CNN – The indictment brought against Senator Robert Menendez on Friday is the latest in a series of allegations that have plagued the New Jersey Democrat for years. This marks the second time in a decade that he is faced with corruption charges. The question that remains unanswered is whether the Egyptian government targeted a powerful US senator to further its interests on Capitol Hill.
Sen. Menendez and his wife, Nadine, are among those charged in a complex scheme to accept bribes, including cash, gold bars, a Mercedes convertible, and mortgage payments. The indictment alleges that Menendez accepted these payoffs in exchange for using his position as a senator and chairman of the Senate Foreign Relations Committee to benefit the Egyptian government. It is claimed that he used his political influence to attempt to bypass a State Department hold on US aid to Egypt, advocate for the delivery of ammunition and weapons systems to the Egyptian military, and disclose sensitive information about American and Egyptian personnel assigned to the US Embassy in Cairo.
It is important to note that some of these actions could have been legally carried out by the senator if they were not allegedly tied to monetary and material gains. Menendez responded to the charges, saying, “The excesses of these prosecutors are apparent. They have misrepresented the normal work of a Congressional office. On top of that, not content with making false claims against me, they have attacked my wife for the longstanding friendships she had before she and I even met.”
The Egyptian government has not commented on the indictment, and Menendez, his wife, and the other defendants have vehemently denied the charges. As someone with experience in law enforcement and intelligence agencies, I find it striking that the indictment does not discuss what investigators know, if anything, about the involvement of Egyptian officials and whether they were aware of or directed the bribery scheme.
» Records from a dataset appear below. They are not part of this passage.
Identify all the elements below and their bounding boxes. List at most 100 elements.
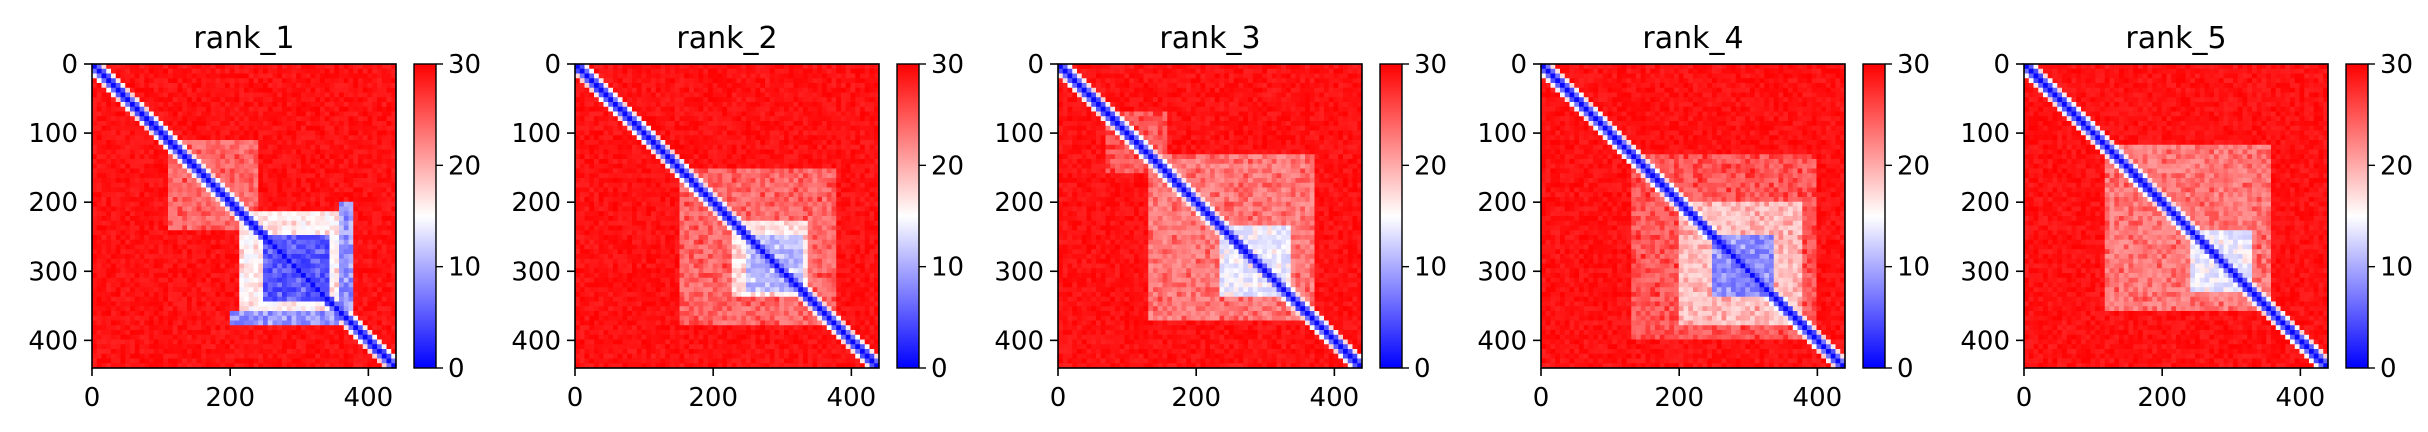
heatmap-cell [291, 64, 297, 70]
heatmap-cell [92, 192, 98, 198]
heatmap-cell [101, 182, 107, 188]
heatmap-cell [353, 277, 359, 283]
heatmap-cell [111, 64, 117, 70]
heatmap-cell [177, 277, 183, 283]
heatmap-cell [703, 111, 709, 117]
heatmap-cell [339, 311, 345, 317]
heatmap-cell [115, 163, 121, 169]
heatmap-cell [277, 154, 283, 160]
heatmap-cell [134, 239, 140, 245]
heatmap-cell [803, 83, 809, 89]
heatmap-cell [144, 92, 150, 98]
heatmap-cell [263, 121, 269, 127]
heatmap-cell [111, 83, 117, 89]
heatmap-cell [248, 311, 254, 317]
heatmap-cell [134, 344, 140, 350]
heatmap-cell [343, 206, 349, 212]
heatmap-cell [301, 349, 307, 355]
heatmap-cell [244, 168, 250, 174]
heatmap-cell [301, 239, 307, 245]
heatmap-cell [286, 87, 292, 93]
heatmap-cell [348, 68, 354, 74]
heatmap-cell [239, 206, 245, 212]
heatmap-cell [296, 216, 302, 222]
heatmap-cell [158, 116, 164, 122]
heatmap-cell [158, 320, 164, 326]
heatmap-cell [617, 92, 623, 98]
heatmap-cell [144, 83, 150, 89]
heatmap-cell [320, 287, 326, 293]
heatmap-cell [765, 106, 771, 112]
heatmap-cell [831, 87, 837, 93]
heatmap-cell [362, 330, 368, 336]
heatmap-cell [267, 292, 273, 298]
heatmap-cell [210, 311, 216, 317]
heatmap-cell [168, 197, 174, 203]
heatmap-cell [343, 254, 349, 260]
heatmap-cell [206, 125, 212, 131]
heatmap-cell [301, 268, 307, 274]
heatmap-cell [774, 78, 780, 84]
heatmap-cell [177, 325, 183, 331]
heatmap-cell [282, 273, 288, 279]
heatmap-cell [149, 292, 155, 298]
heatmap-cell [215, 363, 221, 369]
heatmap-cell [381, 244, 387, 250]
heatmap-cell [210, 344, 216, 350]
heatmap-cell [793, 97, 799, 103]
heatmap-cell [774, 102, 780, 108]
heatmap-cell [139, 273, 145, 279]
heatmap-cell [874, 97, 880, 103]
heatmap-cell [822, 121, 828, 127]
heatmap-cell [106, 363, 112, 369]
heatmap-cell [101, 121, 107, 127]
heatmap-cell [139, 140, 145, 146]
heatmap-cell [120, 216, 126, 222]
heatmap-cell [153, 73, 159, 79]
heatmap-cell [277, 135, 283, 141]
heatmap-cell [750, 78, 756, 84]
heatmap-cell [286, 334, 292, 340]
heatmap-cell [665, 111, 671, 117]
heatmap-cell [386, 111, 392, 117]
heatmap-cell [210, 320, 216, 326]
heatmap-cell [267, 263, 273, 269]
heatmap-cell [92, 73, 98, 79]
heatmap-cell [362, 273, 368, 279]
heatmap-cell [111, 116, 117, 122]
heatmap-cell [589, 121, 595, 127]
heatmap-cell [153, 230, 159, 236]
heatmap-cell [362, 282, 368, 288]
heatmap-cell [263, 301, 269, 307]
heatmap-cell [172, 301, 178, 307]
heatmap-cell [263, 140, 269, 146]
heatmap-cell [391, 344, 397, 350]
heatmap-cell [210, 244, 216, 250]
heatmap-cell [115, 116, 121, 122]
heatmap-cell [206, 168, 212, 174]
heatmap-cell [367, 263, 373, 269]
heatmap-cell [636, 73, 642, 79]
heatmap-cell [125, 192, 131, 198]
heatmap-cell [343, 192, 349, 198]
heatmap-cell [229, 106, 235, 112]
heatmap-cell [239, 263, 245, 269]
heatmap-cell [267, 135, 273, 141]
heatmap-cell [225, 211, 231, 217]
heatmap-cell [139, 121, 145, 127]
heatmap-cell [267, 277, 273, 283]
heatmap-cell [263, 334, 269, 340]
heatmap-cell [362, 102, 368, 108]
heatmap-cell [310, 296, 316, 302]
heatmap-cell [172, 296, 178, 302]
heatmap-cell [386, 344, 392, 350]
heatmap-cell [215, 263, 221, 269]
heatmap-cell [163, 168, 169, 174]
heatmap-cell [575, 64, 581, 70]
heatmap-cell [253, 363, 259, 369]
heatmap-cell [367, 182, 373, 188]
heatmap-cell [139, 220, 145, 226]
heatmap-cell [324, 277, 330, 283]
heatmap-cell [263, 287, 269, 293]
heatmap-cell [267, 111, 273, 117]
This raises an important question: Could Cairo have used agents in the US to recruit a high-ranking elected official with influence over foreign policy as its puppet? Though shocking, the use of foreign nationals or even Americans with loyalty to a foreign country is a well-known tactic in the world of espionage. Is it possible that Egypt, a country that has received substantial aid from the US, conducts sophisticated intelligence operations on US soil? A recent case suggests this may be true.
In January 2022, an Egyptian-American banker named Pierre Girgis was charged with acting as an agent of the Arab Republic of Egypt in the US. The indictment alleges that Girgis operated under the direction and control of multiple Egyptian government employees to further Egypt’s interests. It claims that Girgis cultivated close relationships with US law enforcement, including members of the NYPD, to gather information on opponents of Egyptian President Abdel Fattah el-Sisi in the United States.
While Girgis has been charged as an unregistered agent of Egypt, Wael Hana, the businessman accused of bribing Menendez to advance Egyptian interests, has not. Hana, along with two other businessmen, is charged with bribery. The indictment describes Hana as being from Egypt and having close connections with Egyptian officials. Investigators claim that Hana and Nadine Menendez worked together for years to introduce Egyptian intelligence and military officials to Senator Menendez. The indictment outlines how Nadine acted as a go-between, passing messages and collecting bribes.
This raises yet another uncomfortable question: Did Wael Hana play a role in Nadine Arslanian’s romantic relationship with the senator and subsequent marriage? In intelligence operations, finding someone who has the necessary access and vulnerabilities to exploit is crucial. It was widely known that Menendez had faced corruption charges in the past, involving allegations of accepting gifts and trips in exchange for using his influence. While the criminal case ended in a hung jury, the Senate Ethics Committee found Menendez in violation of Senate rules and laws. Menendez has maintained his innocence.
The audacity of such a move is another factor to consider. Targeting a staff member on the Foreign Relations Committee would make sense, but attempting to recruit the committee’s chairman would be a bold move. For a longstanding ally like Egypt, which has played a significant role in US Middle East policy, attempting to target and recruit the chairman of the foreign relations committee would be highly provocative.
The impact of the Menendez case and its aftermath on US-Egyptian relations remains to be seen. As prosecutors prepare for trial, will they uncover any links between the businessmen and individuals connected to the Egyptian government? These are delicate issues that intersect with the interests of the Justice Department, State Department, and the White House. The prosecution will need to navigate carefully to ensure that the trial does not jeopardize a vital diplomatic relationship.